Les pauvres gens.
8.5 Le film s’inscrit dans la plus pure tradition Sirkienne. On sait en effet que tout finira, comme chez l’allemand, aussi bien que mal. Bien car les personnages finissent beaux, bons. Mal car tout est loin d’être rose. On pourrait dire que c’est un film de vieux, on a souvent entendu dire que Guédiguian faisait du cinéma de vieux. Mais il a pourtant une manière bien à lui de mêler la légèreté à l’engagement, la douceur à une irruption de violence, ce qui le place bien au-dessus de toute catégorisation réductrice, trouvant sa source dans les plus beaux mélos américains, dans la veine d’un Mirage de la vie. D’une agression brutale il fait ce qu’aucun cinéaste ne fait, il délaisse provisoirement les victimes (qu’il avait mis au centre de son récit depuis une bonne demi-heure) pour suivre et s’intéresser à l’un des agresseurs, un jeune chômeur, licencié aux côtés du personnage principal, qui survit en gérant seul la garde de ses deux petits frères dans un appartement miteux.
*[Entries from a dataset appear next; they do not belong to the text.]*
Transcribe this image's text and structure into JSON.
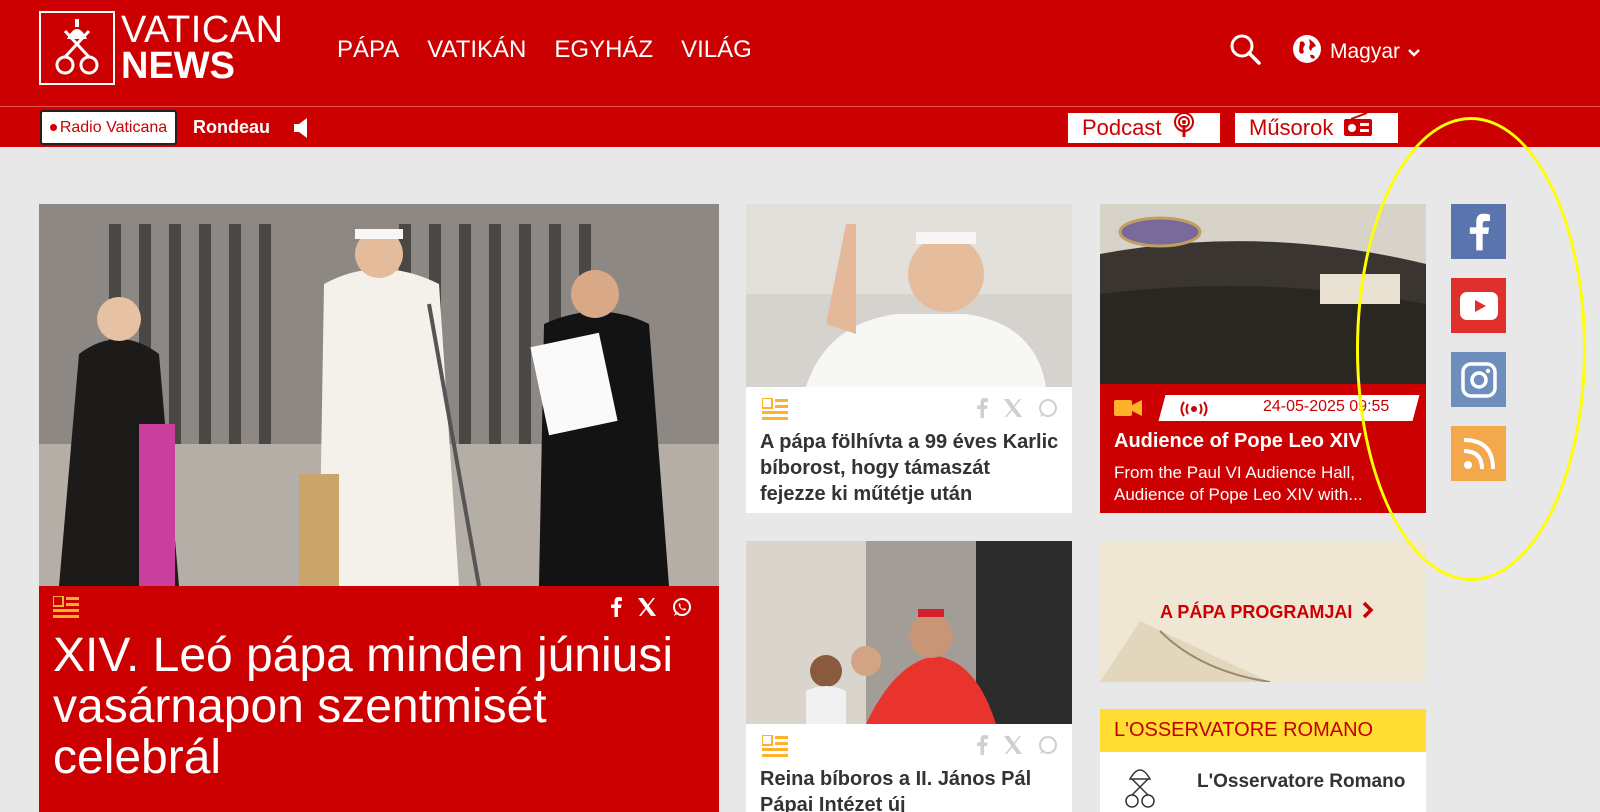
{
  "header": {
    "logo": {
      "line1": "VATICAN",
      "line2": "NEWS"
    },
    "nav": [
      "PÁPA",
      "VATIKÁN",
      "EGYHÁZ",
      "VILÁG"
    ],
    "language": "Magyar"
  },
  "subbar": {
    "radio_label": "Radio Vaticana",
    "program": "Rondeau",
    "podcast_label": "Podcast",
    "programs_label": "Műsorok"
  },
  "featured": {
    "title": "XIV. Leó pápa minden júniusi vasárnapon szentmisét celebrál"
  },
  "cards": [
    {
      "title": "A pápa fölhívta a 99 éves Karlic bíborost, hogy támaszát fejezze ki műtétje után"
    },
    {
      "title": "Reina bíboros a II. János Pál Pápai Intézet új"
    }
  ],
  "live": {
    "date": "24-05-2025 09:55",
    "title": "Audience of Pope Leo XIV",
    "description": "From the Paul VI Audience Hall, Audience of Pope Leo XIV with..."
  },
  "program_box": {
    "label": "A PÁPA PROGRAMJAI"
  },
  "osservatore": {
    "heading": "L'OSSERVATORE ROMANO",
    "name": "L'Osservatore Romano"
  },
  "social": [
    "facebook-icon",
    "youtube-icon",
    "instagram-icon",
    "rss-icon"
  ],
  "colors": {
    "brand_red": "#cc0000",
    "highlight_yellow": "#ffff00",
    "osservatore_yellow": "#ffdd33"
  }
}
C’est le plus beau film de Guédiguian depuis dix ans, depuis La ville est tranquille. Jamais le cinéaste n’avait brassé si large, aussi subtilement, avec autant de grâce ses thématiques prédictives. Jamais il n’avait été aussi généreux avec son spectateur, en plus de cette kyrielle de personnages, de cette bonté infinie qui les habitent, sa propre vision sociale de la famille, du monde, convoquant Hugo et Jaurès. Mais le cinéma de Guédiguian, s’il fonctionne aussi au niveau politique (humaniste engagé) fait intervenir une autre singularité : celle du petit groupe habituel, cette petite famille qui interagit encore et toujours depuis Marius et Jeannette. A mesure, c’est aussi grâce à cette petite famille que les films de Guédiguian sont si émouvants.
C’est un film qui manie et magnifie les possibilités de retournement. Guédiguian a toujours volontiers joué avec l’étroitesse des frontières, débusquant chaque nuance, ne s’apitoyant jamais sur ses personnages, même dans les moments les plus accablants. Il y a une scène très belle où Michel (Jean-Pierre Daroussin) et Marie-Claire (Ariane Ascaride) sont sur leur balcon, surplombant les ruelles marseillaises. Qu’est-ce qu’on aurait pensé si on avait vu des vieux tranquille sur leur terrasse sirotant leur pastis ? On les aurait traités de bourgeois. Ce sont les mots de Michel, s’adressant à sa femme. Le film ne cesse de suivre ce couple qui se retrouve un peu malgré lui en plein apprentissage. Chacun aura son propre vecteur. C’est une bande dessinée pour lui, un cocktail pour elle. Les déclencheurs d’une quête individuelle (le propre des remises en question) puisque chacun fera son initiation dans son coin, avant de se retrouver, se mettre d’accord et s’aimer comme au premier jour dans un double final bouleversant, miraculeusement optimiste.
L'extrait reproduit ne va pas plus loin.